Joint tenants

Cohabiting and intestacy

Cohabiting and intestacy

Recently, changes to intestacy laws meant that cohabiting couples can now claim more property from the estate of their deceased partner, if no will has been prepared which indicates to the contrary.  This doesn't mean however, that unmarried partners have the same claim to each other's estates as they would as a married couple.

There are now around three million unmarried couples living together in the UK.  Many are under the impression that there is a law which states that after living together for a number of years, that they are automatically classed as "common law spouses" and are therefore granted the same rights as married couples.  In actual fact, whilst partners live together without marrying, then they have almost no rights at all, when it comes to probate and inheritance.

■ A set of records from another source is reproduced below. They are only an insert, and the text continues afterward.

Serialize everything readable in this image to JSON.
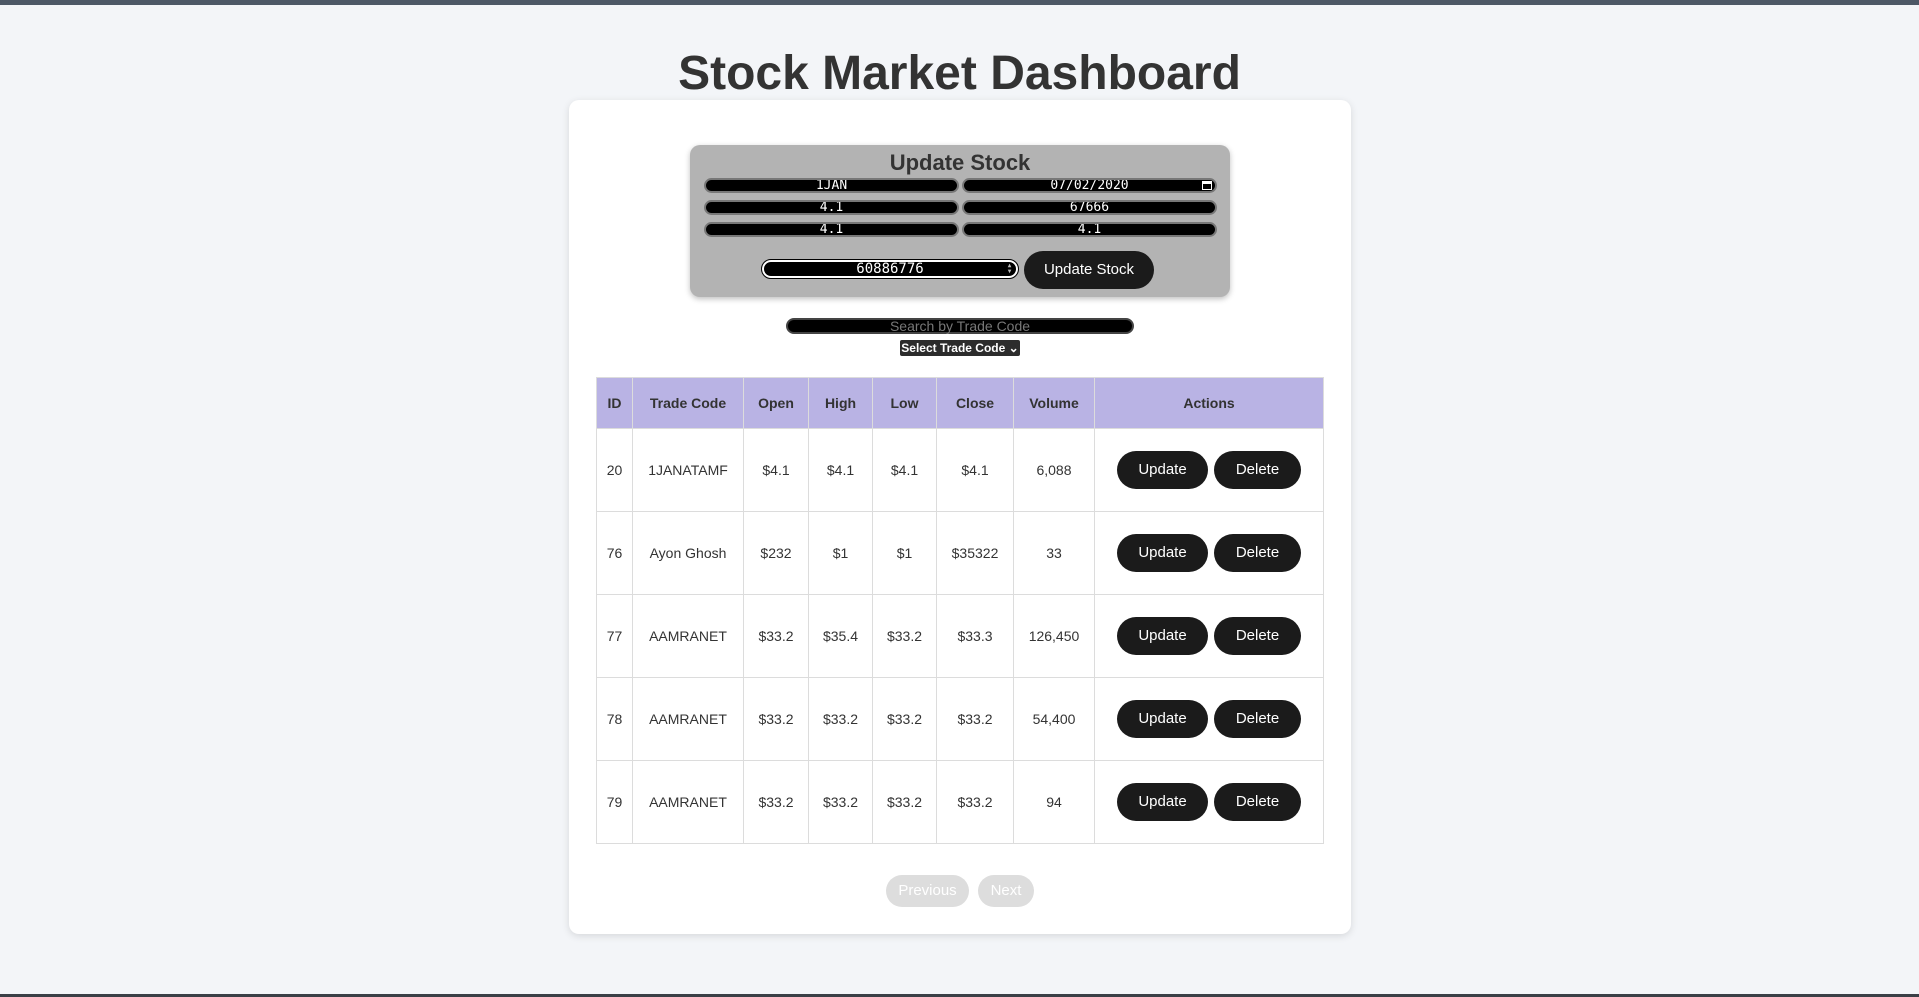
{
  "page": {
    "title": "Stock Market Dashboard"
  },
  "form": {
    "title": "Update Stock",
    "trade_code": "1JAN",
    "date": "07/02/2020",
    "open": "4.1",
    "high": "67666",
    "low": "4.1",
    "close": "4.1",
    "volume": "60886776",
    "submit_label": "Update Stock"
  },
  "search": {
    "placeholder": "Search by Trade Code"
  },
  "filter": {
    "selected": "Select Trade Code"
  },
  "table": {
    "headers": [
      "ID",
      "Trade Code",
      "Open",
      "High",
      "Low",
      "Close",
      "Volume",
      "Actions"
    ],
    "update_label": "Update",
    "delete_label": "Delete",
    "rows": [
      {
        "id": "20",
        "trade_code": "1JANATAMF",
        "open": "$4.1",
        "high": "$4.1",
        "low": "$4.1",
        "close": "$4.1",
        "volume": "6,088"
      },
      {
        "id": "76",
        "trade_code": "Ayon Ghosh",
        "open": "$232",
        "high": "$1",
        "low": "$1",
        "close": "$35322",
        "volume": "33"
      },
      {
        "id": "77",
        "trade_code": "AAMRANET",
        "open": "$33.2",
        "high": "$35.4",
        "low": "$33.2",
        "close": "$33.3",
        "volume": "126,450"
      },
      {
        "id": "78",
        "trade_code": "AAMRANET",
        "open": "$33.2",
        "high": "$33.2",
        "low": "$33.2",
        "close": "$33.2",
        "volume": "54,400"
      },
      {
        "id": "79",
        "trade_code": "AAMRANET",
        "open": "$33.2",
        "high": "$33.2",
        "low": "$33.2",
        "close": "$33.2",
        "volume": "94"
      }
    ]
  },
  "pagination": {
    "previous_label": "Previous",
    "next_label": "Next"
  },
  "colors": {
    "header_bg": "#b9b3e4",
    "button_dark": "#1b1b1b",
    "form_bg": "#b3b3b3"
  }
}
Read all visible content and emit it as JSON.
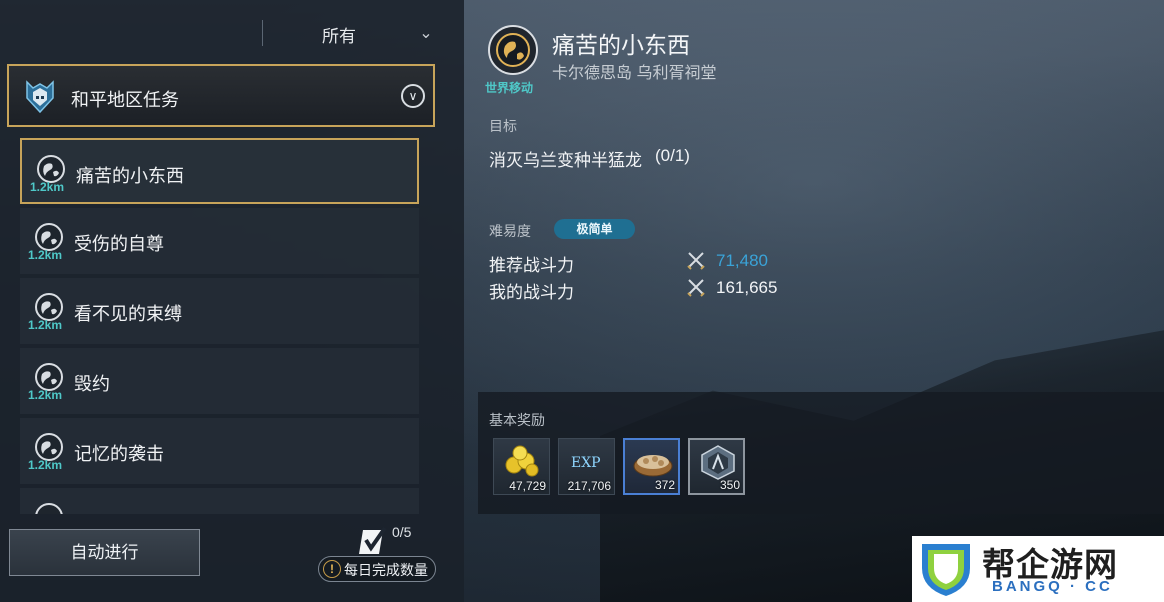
{
  "filter": {
    "selected": "所有"
  },
  "category": {
    "title": "和平地区任务"
  },
  "quests": [
    {
      "name": "痛苦的小东西",
      "distance": "1.2km",
      "selected": true
    },
    {
      "name": "受伤的自尊",
      "distance": "1.2km",
      "selected": false
    },
    {
      "name": "看不见的束缚",
      "distance": "1.2km",
      "selected": false
    },
    {
      "name": "毁约",
      "distance": "1.2km",
      "selected": false
    },
    {
      "name": "记忆的袭击",
      "distance": "1.2km",
      "selected": false
    }
  ],
  "footer": {
    "auto_button": "自动进行",
    "daily_count": "0/5",
    "daily_label": "每日完成数量"
  },
  "detail": {
    "icon_tag": "世界移动",
    "title": "痛苦的小东西",
    "location": "卡尔德思岛 乌利胥祠堂",
    "objective_label": "目标",
    "objective_text": "消灭乌兰变种半猛龙",
    "objective_progress": "(0/1)",
    "difficulty_label": "难易度",
    "difficulty_value": "极简单",
    "recommended_power_label": "推荐战斗力",
    "recommended_power_value": "71,480",
    "my_power_label": "我的战斗力",
    "my_power_value": "161,665"
  },
  "rewards": {
    "label": "基本奖励",
    "items": [
      {
        "icon": "gold-coins-icon",
        "amount": "47,729"
      },
      {
        "icon": "exp-icon",
        "text": "EXP",
        "amount": "217,706"
      },
      {
        "icon": "food-bowl-icon",
        "amount": "372"
      },
      {
        "icon": "emblem-icon",
        "amount": "350"
      }
    ]
  },
  "colors": {
    "gold_border": "#c7a45a",
    "cyan_text": "#4fc8c8",
    "recommended_power": "#3aa3d8",
    "difficulty_badge": "#1f6f92"
  },
  "watermark": {
    "title": "帮企游网",
    "subtitle": "BANGQ · CC"
  }
}
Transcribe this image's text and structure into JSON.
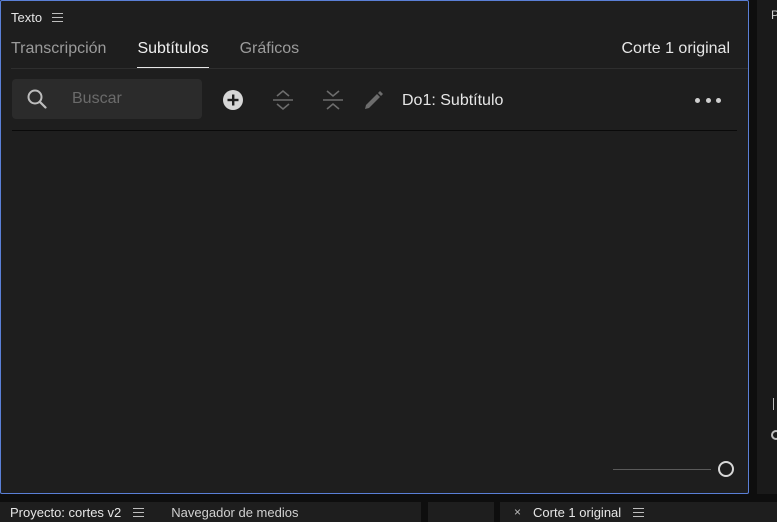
{
  "panel": {
    "title": "Texto"
  },
  "tabs": [
    {
      "label": "Transcripción",
      "active": false
    },
    {
      "label": "Subtítulos",
      "active": true
    },
    {
      "label": "Gráficos",
      "active": false
    }
  ],
  "sequence_label": "Corte 1 original",
  "search": {
    "placeholder": "Buscar",
    "value": ""
  },
  "toolbar": {
    "icons": [
      "add-caption-icon",
      "split-caption-icon",
      "merge-caption-icon",
      "edit-icon",
      "more-icon"
    ],
    "track_label": "Do1: Subtítulo"
  },
  "right_panel": {
    "fragment": "P"
  },
  "bottom_panels": {
    "project_label": "Proyecto: cortes v2",
    "media_browser_label": "Navegador de medios",
    "timeline_label": "Corte 1 original",
    "close_glyph": "×"
  },
  "colors": {
    "accent_border": "#5a7fd6",
    "panel_bg": "#1e1e1e",
    "app_bg": "#0e0e0e"
  }
}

When it comes to a home, one of the best ways to protect each other's interest in the property is to draw up a property purchase contract either as joint tenants, or tenants in common.  As joint tenants, the property is equally owned by both so if one person dies, the surviving partner will automatically inherit the whole property.  As tenants in common, the partners own specific shares in the home, which then means that they should both prepare wills, indicating that on their death, the surviving partner should inherit their share.

Joint tenants and Wills

Many adult children do not realise that, should their parent die, they will not automatically receive a percentage of their property.
Where a property is held by “joint tenants” rather than “tenants in common”, particularly when a divorce has occurred and a parent is living with someone else rather than remarrying, English law states that their portion of the property will automatically be transferred to the surviving tenant, regardless of what is written in their Will, known as “survivorship”.
This is just one of the reasons why a Will should be prepared by a professional, rather than using a DIY Will writing package. The Will writer will ensure that the property is held by tenants in common rather than joint tenants, so that should the person require the Will to dictate that their child will benefit rather than the other tenant, this can then take place.
If the property is currently held as joint tenants, this can be formally severed and a new agreement put into place under this amended status.